Common Follow-Up Questions
Q1: How do you handle backfills in Airflow?
# Option 1: catchup=True with start_date
dag = DAG(
'backfill_dag',
start_date=datetime(2024, 1, 1),
catchup=True, # Will run for all dates since start_date
)
# Option 2: Manual backfill with specific dates
airflow tasks backfill -s 2024-01-01 -e 2024-01-31 daily_etl_pipeline
# Option 3: Use BackfillOperator
from airflow.operators.empty import EmptyOperator
Q2: How do you handle data dependencies?
# Use ExternalTaskSensor
from airflow.sensors.external_task import ExternalTaskSensor
wait_for_upstream = ExternalTaskSensor(
task_id='wait_for_upstream',
external_dag_id='upstream_dag',
external_task_id='load_task',
execution_delta=timedelta(hours=1),
mode='reschedule',
)
Q3: How do you manage DAG versioning?
# Use Git for version control
# Use tags for releases
dag = DAG(
'etl_pipeline',
tags=['v1.2.3', 'production'],
)
# Use MD5 hash of DAG file for change detection
import hashlib
with open(__file__, 'rb') as f:
dag_hash = hashlib.md5(f.read()).hexdigest()
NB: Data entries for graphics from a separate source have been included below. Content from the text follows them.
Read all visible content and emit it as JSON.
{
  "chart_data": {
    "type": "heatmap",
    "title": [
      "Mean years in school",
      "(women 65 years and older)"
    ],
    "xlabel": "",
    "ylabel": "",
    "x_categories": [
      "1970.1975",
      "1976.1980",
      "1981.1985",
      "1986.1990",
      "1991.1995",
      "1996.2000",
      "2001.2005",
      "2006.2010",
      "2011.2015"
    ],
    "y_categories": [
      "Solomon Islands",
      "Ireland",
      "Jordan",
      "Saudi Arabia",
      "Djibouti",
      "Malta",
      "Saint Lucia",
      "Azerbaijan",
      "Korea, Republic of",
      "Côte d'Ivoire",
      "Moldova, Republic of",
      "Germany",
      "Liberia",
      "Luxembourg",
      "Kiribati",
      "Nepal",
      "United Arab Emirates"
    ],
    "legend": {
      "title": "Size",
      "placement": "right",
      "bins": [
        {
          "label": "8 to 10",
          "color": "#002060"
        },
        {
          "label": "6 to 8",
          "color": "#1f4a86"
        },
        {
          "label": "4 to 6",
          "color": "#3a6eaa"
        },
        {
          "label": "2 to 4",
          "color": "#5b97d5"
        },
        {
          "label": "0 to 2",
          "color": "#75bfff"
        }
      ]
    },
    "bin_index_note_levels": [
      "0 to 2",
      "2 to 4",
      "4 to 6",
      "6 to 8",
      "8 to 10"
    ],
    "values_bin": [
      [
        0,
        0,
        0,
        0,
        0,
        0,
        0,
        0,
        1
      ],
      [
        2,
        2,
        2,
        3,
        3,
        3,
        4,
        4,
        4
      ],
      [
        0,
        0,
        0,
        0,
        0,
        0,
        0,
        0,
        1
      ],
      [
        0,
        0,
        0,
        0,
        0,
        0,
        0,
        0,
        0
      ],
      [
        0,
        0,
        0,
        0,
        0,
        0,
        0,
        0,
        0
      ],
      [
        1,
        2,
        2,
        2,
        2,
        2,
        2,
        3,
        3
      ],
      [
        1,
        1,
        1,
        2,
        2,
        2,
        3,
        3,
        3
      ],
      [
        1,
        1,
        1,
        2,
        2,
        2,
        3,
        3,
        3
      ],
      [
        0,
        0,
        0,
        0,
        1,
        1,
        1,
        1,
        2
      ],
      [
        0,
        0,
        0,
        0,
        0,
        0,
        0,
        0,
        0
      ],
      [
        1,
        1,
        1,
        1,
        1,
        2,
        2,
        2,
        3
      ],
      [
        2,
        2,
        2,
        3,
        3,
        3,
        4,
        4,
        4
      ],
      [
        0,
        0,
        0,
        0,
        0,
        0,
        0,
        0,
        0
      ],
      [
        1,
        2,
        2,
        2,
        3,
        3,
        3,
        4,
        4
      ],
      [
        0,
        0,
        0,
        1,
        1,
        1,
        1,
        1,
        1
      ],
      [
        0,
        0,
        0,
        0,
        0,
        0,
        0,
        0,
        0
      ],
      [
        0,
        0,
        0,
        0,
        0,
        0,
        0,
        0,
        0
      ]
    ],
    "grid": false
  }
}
Q4: How do you handle secrets?
# Use Airflow Variables
api_key = Variable.get('api_key')
# Use Connections
from airflow.hooks.base import BaseHook
conn = BaseHook.get_connection('my_connection')
# Use Secrets Backend
from airflow.providers.amazon.aws.secrets.secrets_manager import SecretsManagerBackend
β οΈ
Critical Consideration: Airflow is not designed for real-time streaming. Use it for batch workflows and orchestration. For streaming, use Kafka, Flink, or Spark Streaming. Airflow can trigger streaming jobs but shouldn't process events itself.
Company-Specific Tips
Airbnb Interview Tips
- Discuss SubDAGs and TaskGroups for complex workflows
- Explain data quality with Great Expectations
- Mention cost optimization with spot instances
- Talk about multi-tenancy with role-based access
Spotify Interview Tips
- Focus on data product delivery pipelines
- Discuss A/B testing data pipelines
- Mention ML pipeline orchestration
- Talk about data freshness monitoring
Lyft Interview Tips
- Discuss geospatial data processing pipelines
- Explain real-time analytics with Airflow
- Mention cost optimization for ride data
- Talk about multi-region deployment
βΉοΈ
Final Takeaway: Airflow is the de facto standard for batch data pipeline orchestration. Master DAG design patterns, error handling, and testing to build production-ready pipelines. Always consider: (1) idempotency, (2) retry logic, (3) monitoring, and (4) cost optimization.